La charte du cotisant contrôlé

Jointe à l’avis de passage, elle informe l’entreprise sur la procédure du contrôle et ses droits. Les dispositions contenues dans cette charte seront opposables à l’Urssaf, elles pourront donc être utilisées juridiquement par le cotisant en cas de litige.

Les régularisations des cotisations à chaque déclaration

Les rectifications des erreurs constatées devront être corrigées lors de la DSN suivant la constatation. Le cas échéant, le versement de l’écart devra être fait à la même occasion.  Jusqu’à présent, la régularisation des cotisations sociales peut être progressive (à chaque paie pour la paie précédente) ou annuelle (à la fin de chaque année civile).

Les pénalités et majorations de retard ne seront pas appliquées: si la déclaration et le versement rectifiés sont envoyés dès l’échéance DSN suivante, ou si le montant de l’erreur déclarative est inférieur à 5% du montant total des cotisations initiales.

De la même façon, Il sera possible de demander une remise gracieuse des majorations de retard sur les cotisations et contributions qui n’ont pas été réglées aux dates limites exigées (majoration de 5%) et sur les majorations complémentaires de 0,4% du montant total des cotisations et contributions dues pour chaque mois écoulé dépassant la date limite. Il sera aussi possible d’obtenir une remise gracieuse sans preuve de la bonne foi du cotisant.

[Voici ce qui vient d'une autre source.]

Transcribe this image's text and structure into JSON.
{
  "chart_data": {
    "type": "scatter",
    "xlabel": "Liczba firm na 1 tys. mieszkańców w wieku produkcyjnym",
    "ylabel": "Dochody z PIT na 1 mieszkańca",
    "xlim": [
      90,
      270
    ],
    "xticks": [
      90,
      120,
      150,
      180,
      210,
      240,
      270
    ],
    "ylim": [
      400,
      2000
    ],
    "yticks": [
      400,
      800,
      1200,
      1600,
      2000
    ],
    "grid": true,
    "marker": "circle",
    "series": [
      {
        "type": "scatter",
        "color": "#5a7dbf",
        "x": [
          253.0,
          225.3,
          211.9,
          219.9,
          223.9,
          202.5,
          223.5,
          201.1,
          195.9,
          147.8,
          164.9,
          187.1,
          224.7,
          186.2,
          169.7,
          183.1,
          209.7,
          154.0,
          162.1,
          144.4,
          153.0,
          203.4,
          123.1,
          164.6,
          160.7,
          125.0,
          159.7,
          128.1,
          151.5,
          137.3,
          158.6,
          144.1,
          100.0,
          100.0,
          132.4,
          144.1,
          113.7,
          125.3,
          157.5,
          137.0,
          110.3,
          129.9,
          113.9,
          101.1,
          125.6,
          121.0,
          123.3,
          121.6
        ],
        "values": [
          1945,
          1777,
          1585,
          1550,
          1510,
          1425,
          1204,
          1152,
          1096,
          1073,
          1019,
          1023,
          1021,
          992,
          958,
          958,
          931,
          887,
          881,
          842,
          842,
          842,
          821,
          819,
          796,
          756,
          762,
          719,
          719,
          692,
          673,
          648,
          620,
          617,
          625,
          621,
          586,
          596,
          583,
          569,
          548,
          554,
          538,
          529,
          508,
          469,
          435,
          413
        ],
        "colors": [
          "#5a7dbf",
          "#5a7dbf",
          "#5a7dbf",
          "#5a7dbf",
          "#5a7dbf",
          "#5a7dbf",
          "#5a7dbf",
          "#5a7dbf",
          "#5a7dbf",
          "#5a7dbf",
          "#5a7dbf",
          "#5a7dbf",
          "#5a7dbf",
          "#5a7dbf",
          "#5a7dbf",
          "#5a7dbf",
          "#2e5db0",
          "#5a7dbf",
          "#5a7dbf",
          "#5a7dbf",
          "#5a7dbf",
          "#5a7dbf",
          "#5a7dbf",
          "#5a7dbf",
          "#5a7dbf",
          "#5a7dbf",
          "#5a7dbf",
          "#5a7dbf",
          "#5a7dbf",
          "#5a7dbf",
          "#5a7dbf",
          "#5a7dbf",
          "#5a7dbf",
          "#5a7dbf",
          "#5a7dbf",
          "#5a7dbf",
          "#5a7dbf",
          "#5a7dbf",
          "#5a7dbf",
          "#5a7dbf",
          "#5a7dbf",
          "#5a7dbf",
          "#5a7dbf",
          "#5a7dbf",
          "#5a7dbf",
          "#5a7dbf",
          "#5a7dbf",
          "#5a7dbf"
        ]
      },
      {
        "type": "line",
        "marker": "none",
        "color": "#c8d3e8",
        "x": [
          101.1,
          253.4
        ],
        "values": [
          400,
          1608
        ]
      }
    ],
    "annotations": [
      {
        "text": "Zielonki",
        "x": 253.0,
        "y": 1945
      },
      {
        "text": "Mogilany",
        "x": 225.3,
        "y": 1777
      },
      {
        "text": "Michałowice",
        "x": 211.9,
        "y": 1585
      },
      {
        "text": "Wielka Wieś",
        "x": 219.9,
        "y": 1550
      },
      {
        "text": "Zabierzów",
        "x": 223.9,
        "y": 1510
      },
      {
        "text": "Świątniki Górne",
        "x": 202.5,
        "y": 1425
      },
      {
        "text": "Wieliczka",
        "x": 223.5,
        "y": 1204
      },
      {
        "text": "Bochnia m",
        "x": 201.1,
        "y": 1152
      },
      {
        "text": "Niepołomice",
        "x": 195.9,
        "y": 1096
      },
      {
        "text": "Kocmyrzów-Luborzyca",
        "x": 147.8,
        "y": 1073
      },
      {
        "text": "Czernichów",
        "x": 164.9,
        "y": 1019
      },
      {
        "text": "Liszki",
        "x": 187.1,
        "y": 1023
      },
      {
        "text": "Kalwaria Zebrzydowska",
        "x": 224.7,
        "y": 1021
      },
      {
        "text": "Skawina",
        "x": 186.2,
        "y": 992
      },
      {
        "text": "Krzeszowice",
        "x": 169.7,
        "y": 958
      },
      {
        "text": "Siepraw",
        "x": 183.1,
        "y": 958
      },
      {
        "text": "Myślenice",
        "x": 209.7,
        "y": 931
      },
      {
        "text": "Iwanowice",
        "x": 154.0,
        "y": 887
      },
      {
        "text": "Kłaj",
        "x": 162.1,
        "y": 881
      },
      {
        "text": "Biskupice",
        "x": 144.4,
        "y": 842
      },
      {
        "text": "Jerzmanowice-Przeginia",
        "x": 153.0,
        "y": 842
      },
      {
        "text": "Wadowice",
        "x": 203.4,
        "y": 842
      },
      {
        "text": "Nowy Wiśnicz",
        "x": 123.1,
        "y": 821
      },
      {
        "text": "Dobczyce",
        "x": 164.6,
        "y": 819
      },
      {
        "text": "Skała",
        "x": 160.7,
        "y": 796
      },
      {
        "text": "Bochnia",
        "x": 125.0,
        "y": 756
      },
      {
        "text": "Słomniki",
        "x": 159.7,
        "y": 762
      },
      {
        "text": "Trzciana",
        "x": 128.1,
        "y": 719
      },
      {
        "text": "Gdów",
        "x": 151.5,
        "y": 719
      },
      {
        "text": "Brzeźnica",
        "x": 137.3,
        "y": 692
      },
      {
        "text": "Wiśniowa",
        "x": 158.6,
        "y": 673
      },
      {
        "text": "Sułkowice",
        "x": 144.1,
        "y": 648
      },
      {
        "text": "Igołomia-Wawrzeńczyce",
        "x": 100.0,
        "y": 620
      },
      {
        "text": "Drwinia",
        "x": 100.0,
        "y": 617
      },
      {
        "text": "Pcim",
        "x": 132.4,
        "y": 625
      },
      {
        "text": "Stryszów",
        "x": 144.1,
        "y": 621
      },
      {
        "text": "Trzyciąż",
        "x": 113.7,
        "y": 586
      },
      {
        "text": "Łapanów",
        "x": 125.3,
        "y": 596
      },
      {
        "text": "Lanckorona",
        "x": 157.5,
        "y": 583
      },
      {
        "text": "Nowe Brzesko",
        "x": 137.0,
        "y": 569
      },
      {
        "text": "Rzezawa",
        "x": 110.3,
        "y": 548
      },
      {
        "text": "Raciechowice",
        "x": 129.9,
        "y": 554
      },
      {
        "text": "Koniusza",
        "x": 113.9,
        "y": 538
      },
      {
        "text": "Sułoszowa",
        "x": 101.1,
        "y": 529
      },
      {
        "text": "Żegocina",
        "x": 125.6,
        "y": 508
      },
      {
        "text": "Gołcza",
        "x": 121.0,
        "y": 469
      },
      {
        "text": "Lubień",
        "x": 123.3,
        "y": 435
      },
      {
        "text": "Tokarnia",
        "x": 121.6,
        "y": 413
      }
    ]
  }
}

Attention, celle-ci sera refusée sur les cotisations et contributions réintégrées au paiement lors du constat d’infraction de travail dissimulé (notamment pour le BTP).

La Commission de Recours à l’Amiable (CRA)

Le délai de saisine de la  CRA pour les contestations après une mise en demeure sera fixé à deux mois au lieu d’un mois actuellement.

Comme la lettre d’observation, la décision de la CRA devra être motivée. Elle mentionnera le motif du redressement, les montants revus après la commission et qui restent à la charge du cotisant et les délais et voies de recours.

A savoir, après le rejet d’une demande de révision auprès de la CRA, le cotisant pourra effectuer un dernier recours auprès du Tribunal des Affaires de Sécurité Sociale (TASS) dans un délai de deux mois.